Seorang bidan Dinas Kesehatan Bandung menjual bayi dari pasien yang bersalin di kliniknya. Pembelinya, antara lain, dosen dan penyanyi dangdut.

7 Oktober 2013 | 00.00 WIB

Image of Tempo
Perbesar

Baca berita dengan sedikit iklan, klik di sini

RUMAH megah dua lantai di pinggir jalan Desa Cipadung, Cibiru, Bandung, itu tak memiliki lagi papan nama. Papan dengan tulisan "Bidan Tiur Manli" dicopot dari halaman sejak Kepolisian Daerah Jawa Barat menggerebek rumah tersebut pertengahan September lalu.

Polisi masih menahan Tiur, 54 tahun, dengan tuduhan terlibat perdagangan bayi. Dari tempat praktek Tiur, polisi menemukan catatan "penyerahan" enam bayi pada kurun 2011-2013. "Kami menggerebek setelah menyamar sebagai pembeli," kata Kepala Divisi Hubungan Masyarakat Polda Jawa Barat Komisaris Besar Martinus Sitompul, Rabu pekan lalu.

Tiur membuka klinik bersalin di bagian kanan rumahnya yang bercat krem. Klinik berukuran sekitar 24 meter persegi itu dibangun di atas tanah seluas 210 meter persegi.

Ruang praktek dibagi menjadi tiga bagian yang disekat tripleks. Bagian pertama, paling depan, merupakan tempat menerima pasien berobat jalan. Bagian kedua, ruang perawatan bagi pasien yang perlu istirahat. Di ruangan ini tersedia dua buah kasur pegas dan sebuah ranjang besi.

Bagian terakhir, di ujung, merupakan ruang bersalin. Ukurannya paling luas dibanding ruangan lain. Hingga pekan lalu, di ruangan itu masih terlihat sebuah inkubator.

n n n

SELASA, 13 September 2013. Sekitar pukul 13.00, sepasang lelaki dan perempuan mengunjungi praktek bidan Tiur. Di ruang praktek, Tiur menunjukkan seorang bayi laki-laki yang masih merah. Bayi itu terlihat normal. Beratnya 3,2 kilogram dan panjang 49 sentimeter. Kepada tamunya, Tiur menyebutkan angka Rp 7 juta bila tertarik membawa sang bayi.

Pasangan itu berusaha menawar Rp 5 juta, tapi Tiur berkukuh tak mau melepaskan dengan harga di bawah Rp 7 juta. "Harga bayi laki-laki tak bisa ditawar lagi," katanya. Pasangan itu pun akhirnya setuju dan membayar tunai. Sang bayi lalu dibawa pergi.

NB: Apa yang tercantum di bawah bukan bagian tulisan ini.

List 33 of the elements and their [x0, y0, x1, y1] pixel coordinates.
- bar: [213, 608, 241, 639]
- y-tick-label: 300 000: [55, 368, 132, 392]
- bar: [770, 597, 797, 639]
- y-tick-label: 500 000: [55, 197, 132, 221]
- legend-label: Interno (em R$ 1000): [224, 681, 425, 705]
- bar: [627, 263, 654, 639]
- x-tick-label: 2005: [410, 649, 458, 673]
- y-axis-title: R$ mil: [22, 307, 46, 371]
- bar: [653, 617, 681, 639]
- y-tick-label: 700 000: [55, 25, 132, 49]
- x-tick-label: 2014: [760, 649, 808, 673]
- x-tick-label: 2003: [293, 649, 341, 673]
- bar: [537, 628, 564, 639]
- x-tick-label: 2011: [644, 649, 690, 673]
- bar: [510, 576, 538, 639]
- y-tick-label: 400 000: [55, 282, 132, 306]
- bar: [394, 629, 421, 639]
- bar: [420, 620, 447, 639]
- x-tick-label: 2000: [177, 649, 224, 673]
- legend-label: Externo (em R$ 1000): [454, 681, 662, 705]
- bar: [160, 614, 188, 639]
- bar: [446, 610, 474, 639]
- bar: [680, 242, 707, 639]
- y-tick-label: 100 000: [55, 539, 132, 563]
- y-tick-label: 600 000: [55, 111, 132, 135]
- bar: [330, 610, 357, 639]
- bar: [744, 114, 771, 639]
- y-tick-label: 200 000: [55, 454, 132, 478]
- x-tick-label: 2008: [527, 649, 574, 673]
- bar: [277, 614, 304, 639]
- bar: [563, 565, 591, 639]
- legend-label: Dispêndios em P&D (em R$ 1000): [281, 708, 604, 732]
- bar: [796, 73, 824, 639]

Sepuluh menit kemudian, empat polisi dari unit Perlindungan Perempuan dan Anak Direktorat Reserse Kriminal Umum Polda Jawa Barat menggerebek tempat praktek Tiur. Bidan itu digelandang ke kantor polisi. Rupanya, pasangan yang membeli bayi dari Tiur itu polisi yang menyamar. Setelah dibawa dari Tiur, bayi langsung dilarikan ke Rumah Sakit Sartika Asih karena kondisinya kurang sehat.

Polisi menggerebek klinik Tiur setelah seminggu sebelumnya mendapat informasi praktek jual-beli bayi. Beberapa hari sebelum penggerebekan, polisi berpura-pura mencari bayi ke klinik itu. Pagi hari sebelum penggerebekan, polisi mendapat pesan pendek dari sang bidan. "Dia minta didatangi karena sedang memiliki bayi laki-laki," ucap Komisaris Besar Martinus.

Tiur, yang berstatus pegawai negeri di Dinas Kesehatan Bandung, ditetapkan sebagai tersangka. Dia terancam dijerat dengan Pasal 83 Undang-Undang Nomor 23 Tahun 2002 tentang Perlindungan Anak. Ancaman hukumannya maksimal 15 tahun penjara.

Polisi masih menelisik sejak kapan Tiur menjalankan bisnis jualan bayi. Dia mendapatkan izin praktek bidan sejak 1998. Adapun klinik bersalin yang ia buka di Jalan Cipadung mulai beroperasi pada 2007.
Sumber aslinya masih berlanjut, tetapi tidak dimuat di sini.